Multi-Agent Architecture: Splitting Blindly Will Backfire
Not all multi-agent patterns are equal. Learn when subagents, skills, handoffs, and routers actually outperform a single agent - with real scenarios and numbers.
“Will splitting my agent into multiple agents make it smarter?”
The answer is “it depends.” Anthropic’s research shows multi-agent systems outperforming single agents by 90% - but only when the right architecture is chosen. In practice, performance gaps vary dramatically based on the type of task you’re solving.
Here are three representative scenarios that reveal when each pattern actually delivers.
The Four Patterns at a Glance
Before diving in, a quick summary of the architectures:
- Subagents: A main agent invokes specialized agents as tools. Strong at parallel execution, but every result must route back through the main agent
- Skills: A single agent dynamically loads expert prompts on demand. Lightweight, but context accumulates over time
- Handoffs: The active agent is swapped out at each stage. Purpose-built for sequential workflows, but cannot run tasks in parallel
- Router: Classifies queries, dispatches them in parallel, and aggregates results. Stateless - no conversational context is retained
Now let’s see how these play out in real scenarios.
Scenario 1: One-Shot Requests
Imagine a user says “Buy me a coffee” - a single request where a specialized agent can call a buy_coffee tool.
Performance comparison:
- Subagents: 4 calls (main → sub → tool execution → return to main → response)
- Skills / Handoffs / Router: 3 calls (direct execution)
Key insight: One-shot tasks don’t need state management, so Skills, Handoffs, and Router are the most efficient. Subagents add an extra round-trip back through the main agent, and that translates directly to latency. For simple tasks, there’s no reason to reach for a multi-agent architecture.
In practice: FAQ bots, simple command execution, and one-off data lookups work perfectly fine with a single agent. Multi-agent here is over-engineering.
Scenario 2: Repeated Requests
Now the user says “Buy me another coffee” - the same request made twice. Conversational context carries over.
Performance comparison (second turn):
- Subagents: 4 calls → 8 total (stateless, full cycle every time)
- Skills / Handoffs: 2 calls → 5 total (40% reduction)
- Router: 3 calls → 6 total (25% reduction)
Key insight: Stateful patterns like Skills and Handoffs dominate here. They reuse previously loaded context and skip the routing and initialization steps entirely.
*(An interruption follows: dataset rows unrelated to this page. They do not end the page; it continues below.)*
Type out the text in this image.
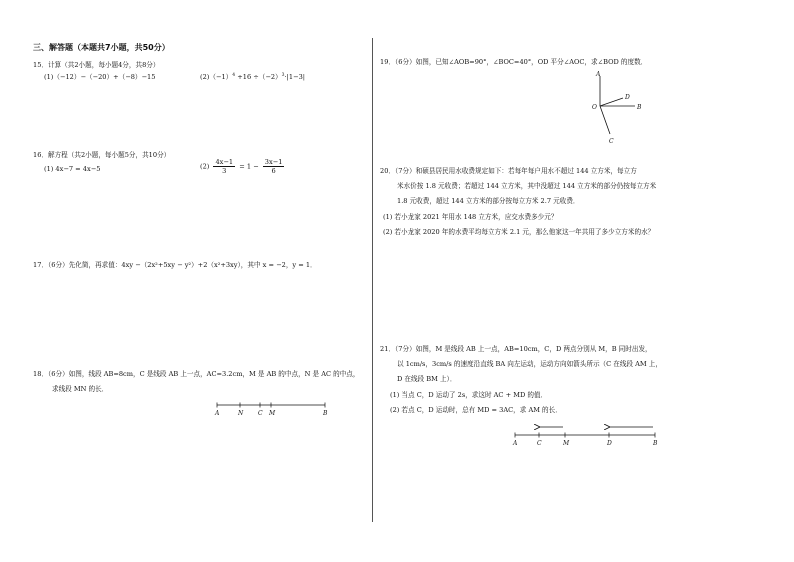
三、解答题（本题共7小题，共50分）
15．计算（共2小题，每小题4分，共8分）
(1)（−12）−（−20）+（−8）−15	$(2)(-1)^4 +16 \div(-2)^3\cdot|1-3|$
16．解方程（共2小题，每小题5分，共10分）
(1) 4x−7 = 4x−5	$(2) \frac{4x-1}{3} = 1 - \frac{3x-1}{6}$
17．（6分）先化简，再求值：4xy −（2x²+5xy − y²）+2（x²+3xy），其中 x = −2，y = 1．
18．（6分）如图，线段 AB=8cm，C 是线段 AB 上一点，AC=3.2cm，M 是 AB 的中点，N 是 AC 的中点，
求线段 MN 的长．
A	N C M	B
19．（6分）如图，已知∠AOB=90°，∠BOC=40°，OD 平分∠AOC，求∠BOD 的度数．
A
D
O	B
C
20．（7分）和硕县居民用水收费规定如下：若每年每户用水不超过 144 立方米，每立方
米水价按 1.8 元收费；若超过 144 立方米，其中没超过 144 立方米的部分仍按每立方米
1.8 元收费，超过 144 立方米的部分按每立方米 2.7 元收费．
(1) 若小龙家 2021 年用水 148 立方米，应交水费多少元？
(2) 若小龙家 2020 年的水费平均每立方米 2.1 元，那么他家这一年共用了多少立方米的水？
21．（7分）如图，M 是线段 AB 上一点，AB=10cm，C，D 两点分别从 M，B 同时出发，
以 1cm/s，3cm/s 的速度沿直线 BA 向左运动，运动方向如箭头所示（C 在线段 AM 上，
D 在线段 BM 上）．
(1) 当点 C，D 运动了 2s，求这时 AC + MD 的值．
(2) 若点 C，D 运动时，总有 MD = 3AC，求 AM 的长．
A	C	M	D	B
Subagents, being stateless by design, repeat the full cycle every time. The trade-off is that subagents provide better context isolation - worth the overhead if security or sandboxing is a priority.
In practice: Chatbots, conversational assistants, and session-based services need stateful patterns. If users frequently say things like “do it the same way as before,” prioritize Skills or Handoffs. A Router can be wrapped inside a stateful agent as a tool if needed.
Scenario 3: Multi-Domain Queries
A user asks “Compare Python vs JavaScript vs Rust” - a query that spans multiple specialized domains. Assume roughly 2K tokens of reference documentation per language.
Performance comparison:
- Subagents: 5 calls, ~9K tokens (each sub works in isolated context)
- Skills: 3 calls, ~15K tokens (all three skill contexts accumulate in main)
- Handoffs: 7+ calls, ~14K+ tokens (sequential only)
- Router: 5 calls, ~9K tokens (parallel execution)
Key insight: Patterns with parallel execution - Subagents and Router - win decisively. Subagents process each language’s documentation in isolated contexts, using 67% fewer tokens than Skills (9K vs 15K). Skills make fewer calls but stack all three domains’ knowledge into the main context, causing token costs to spike. Handoffs, limited to sequential execution, are the worst fit for this type of work.
In practice: Research systems, multi-source comparative analysis, and enterprise knowledge bases that query multiple independent domains simultaneously call for Subagents or Router. When handling large domain-specific knowledge, context isolation directly impacts token costs.
Pattern Selection Guide
| Scenario | Recommended Pattern |
|---|---|
| One-shot tasks | Single agent is enough |
| Frequent repeated requests | Skills or Handoffs |
| Multiple domains queried simultaneously | Subagents or Router |
| Sequential workflows | Handoffs |
One More Practical Tip
Don’t start with multi-agent. Begin with a single agent backed by good prompts and well-defined tools. Only reach for multi-agent patterns when you hit a clear limitation - then use the scenarios above to pick the right one.
The lesson from Anthropic’s research isn’t “more agents = better.” It’s that the right architecture for the right task is what delivers that 90% improvement.